Le sursis de l'un des trois mis en causes a été révoqué à l'issue du procès. — E. Frisullo / 20 Minutes

Le tribunal correctionnel de Draguignan (Var) jugeait ce mercredi une femme de Pignans et deux de ses amis, rapporte Var-Matin. La mise en cause était accusée d’avoir fabriqué entre septembre 2019 et avril 2021 un total de 13 faux résultats d’analyses sanguines.

Elle voulait ainsi permettre à ses camarades de cacher leur alcoolisme et leur consommation de cocaïne au Service Pénitentiaire d’insertion et de probation (Spip) et au juge d’application des peines.

Huit mois de prison

À l’audience, les deux hommes ont fait le récit de leurs addictions. « A Pignans, il n’y a rien à faire, à part aller au bar », a assuré l’un d’eux. Connaissant leur situation, la prévenue leur avait proposé de faire des faux. « Sur le téléphone portable, il y a une application de traitement de texte qui permet de le faire », a-t-elle expliqué.
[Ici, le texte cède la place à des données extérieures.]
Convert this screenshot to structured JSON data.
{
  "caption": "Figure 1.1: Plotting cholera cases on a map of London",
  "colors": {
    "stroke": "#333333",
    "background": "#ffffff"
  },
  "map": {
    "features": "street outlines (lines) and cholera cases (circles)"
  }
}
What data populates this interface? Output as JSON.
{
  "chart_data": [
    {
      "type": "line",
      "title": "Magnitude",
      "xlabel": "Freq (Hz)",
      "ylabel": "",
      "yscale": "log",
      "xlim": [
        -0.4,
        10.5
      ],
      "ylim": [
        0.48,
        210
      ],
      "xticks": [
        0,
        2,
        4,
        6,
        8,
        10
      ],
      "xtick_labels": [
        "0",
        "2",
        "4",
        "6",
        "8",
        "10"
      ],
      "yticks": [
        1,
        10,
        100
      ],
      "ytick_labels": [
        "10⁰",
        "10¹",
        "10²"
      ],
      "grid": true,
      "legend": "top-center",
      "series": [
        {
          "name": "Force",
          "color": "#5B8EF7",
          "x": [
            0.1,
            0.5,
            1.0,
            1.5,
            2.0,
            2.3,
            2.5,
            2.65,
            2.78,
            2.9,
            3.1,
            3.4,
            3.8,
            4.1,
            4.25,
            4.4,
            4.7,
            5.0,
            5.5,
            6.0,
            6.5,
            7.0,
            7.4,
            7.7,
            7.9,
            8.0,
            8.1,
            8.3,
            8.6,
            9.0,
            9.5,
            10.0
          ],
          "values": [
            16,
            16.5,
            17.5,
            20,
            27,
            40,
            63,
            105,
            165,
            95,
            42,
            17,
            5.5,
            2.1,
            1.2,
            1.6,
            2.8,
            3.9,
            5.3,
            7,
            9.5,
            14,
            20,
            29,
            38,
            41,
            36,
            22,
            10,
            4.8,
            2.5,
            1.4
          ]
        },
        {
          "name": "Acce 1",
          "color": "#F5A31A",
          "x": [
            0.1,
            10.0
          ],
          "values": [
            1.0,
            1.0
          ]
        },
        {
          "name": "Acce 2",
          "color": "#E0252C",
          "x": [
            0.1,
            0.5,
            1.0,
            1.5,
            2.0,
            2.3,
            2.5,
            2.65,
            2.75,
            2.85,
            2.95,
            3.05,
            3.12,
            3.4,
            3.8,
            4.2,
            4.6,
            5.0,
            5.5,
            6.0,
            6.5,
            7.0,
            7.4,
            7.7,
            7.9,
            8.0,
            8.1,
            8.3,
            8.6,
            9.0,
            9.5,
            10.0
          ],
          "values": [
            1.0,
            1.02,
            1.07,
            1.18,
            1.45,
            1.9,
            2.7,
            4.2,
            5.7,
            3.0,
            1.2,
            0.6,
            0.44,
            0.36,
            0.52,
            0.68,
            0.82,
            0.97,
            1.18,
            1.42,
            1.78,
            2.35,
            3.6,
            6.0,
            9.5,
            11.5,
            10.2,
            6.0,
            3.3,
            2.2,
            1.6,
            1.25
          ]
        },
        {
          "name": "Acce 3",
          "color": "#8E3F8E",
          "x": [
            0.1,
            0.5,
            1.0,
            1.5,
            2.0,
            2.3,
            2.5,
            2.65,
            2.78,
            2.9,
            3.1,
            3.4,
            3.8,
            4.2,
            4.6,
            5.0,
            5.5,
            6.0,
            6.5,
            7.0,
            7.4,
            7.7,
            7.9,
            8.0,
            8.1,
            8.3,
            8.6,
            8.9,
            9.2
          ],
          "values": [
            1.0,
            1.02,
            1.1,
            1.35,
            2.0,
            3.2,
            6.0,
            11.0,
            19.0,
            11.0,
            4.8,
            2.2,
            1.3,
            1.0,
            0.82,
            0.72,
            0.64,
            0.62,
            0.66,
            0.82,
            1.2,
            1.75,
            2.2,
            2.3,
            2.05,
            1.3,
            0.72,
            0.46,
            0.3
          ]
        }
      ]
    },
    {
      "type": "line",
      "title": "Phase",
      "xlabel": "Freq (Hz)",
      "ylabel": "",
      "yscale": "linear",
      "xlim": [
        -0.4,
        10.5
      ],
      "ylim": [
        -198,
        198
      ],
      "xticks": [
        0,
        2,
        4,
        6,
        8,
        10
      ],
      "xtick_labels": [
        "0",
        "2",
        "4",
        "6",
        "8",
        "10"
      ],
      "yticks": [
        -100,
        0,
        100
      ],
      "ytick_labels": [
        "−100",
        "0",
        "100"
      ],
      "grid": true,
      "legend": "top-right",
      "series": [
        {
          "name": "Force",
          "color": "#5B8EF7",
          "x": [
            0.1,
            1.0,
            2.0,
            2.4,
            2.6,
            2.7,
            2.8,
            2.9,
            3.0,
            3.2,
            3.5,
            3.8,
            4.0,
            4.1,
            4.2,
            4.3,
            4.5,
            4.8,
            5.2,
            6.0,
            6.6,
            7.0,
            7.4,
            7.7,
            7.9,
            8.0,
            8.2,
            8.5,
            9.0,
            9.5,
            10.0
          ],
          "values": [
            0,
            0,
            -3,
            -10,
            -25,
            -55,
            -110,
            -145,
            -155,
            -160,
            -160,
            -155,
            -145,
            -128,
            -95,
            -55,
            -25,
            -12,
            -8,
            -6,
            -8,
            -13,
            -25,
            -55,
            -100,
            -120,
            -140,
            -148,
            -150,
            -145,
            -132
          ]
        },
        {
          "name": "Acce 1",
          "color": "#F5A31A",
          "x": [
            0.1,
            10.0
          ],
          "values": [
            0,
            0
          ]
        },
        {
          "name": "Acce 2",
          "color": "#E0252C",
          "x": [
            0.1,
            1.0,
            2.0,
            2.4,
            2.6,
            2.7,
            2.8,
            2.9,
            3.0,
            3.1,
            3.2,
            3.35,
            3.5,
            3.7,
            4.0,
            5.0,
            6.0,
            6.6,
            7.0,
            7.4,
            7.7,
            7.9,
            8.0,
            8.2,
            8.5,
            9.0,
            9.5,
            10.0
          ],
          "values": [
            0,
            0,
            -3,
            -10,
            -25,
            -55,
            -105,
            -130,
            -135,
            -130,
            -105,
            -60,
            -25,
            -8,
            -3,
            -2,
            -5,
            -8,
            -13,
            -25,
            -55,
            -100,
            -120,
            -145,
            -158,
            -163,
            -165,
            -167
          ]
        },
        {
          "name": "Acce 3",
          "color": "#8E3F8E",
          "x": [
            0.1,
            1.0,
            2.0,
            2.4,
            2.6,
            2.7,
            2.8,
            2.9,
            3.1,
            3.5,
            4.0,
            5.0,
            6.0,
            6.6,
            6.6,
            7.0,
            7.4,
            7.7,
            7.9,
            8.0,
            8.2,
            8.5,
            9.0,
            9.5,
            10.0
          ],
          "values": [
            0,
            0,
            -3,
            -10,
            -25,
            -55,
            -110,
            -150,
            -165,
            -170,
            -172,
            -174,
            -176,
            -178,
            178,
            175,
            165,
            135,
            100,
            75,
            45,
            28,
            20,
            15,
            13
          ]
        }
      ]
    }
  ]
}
Après vérification auprès du laboratoire mentionné sur les documents truqués, le juge d’application des peines a cependant découvert la supercherie. « Ma cliente n’a pas réfléchi aux conséquences judiciaires de ses actes », a plaidé son avocate. La mise en cause a finalement été condamnée à huit mois de prison avec sursis. Ses deux amis ont quant à eux chacun écopé de huit mois de prison ferme, avec sursis révoqué pour l’un d’eux.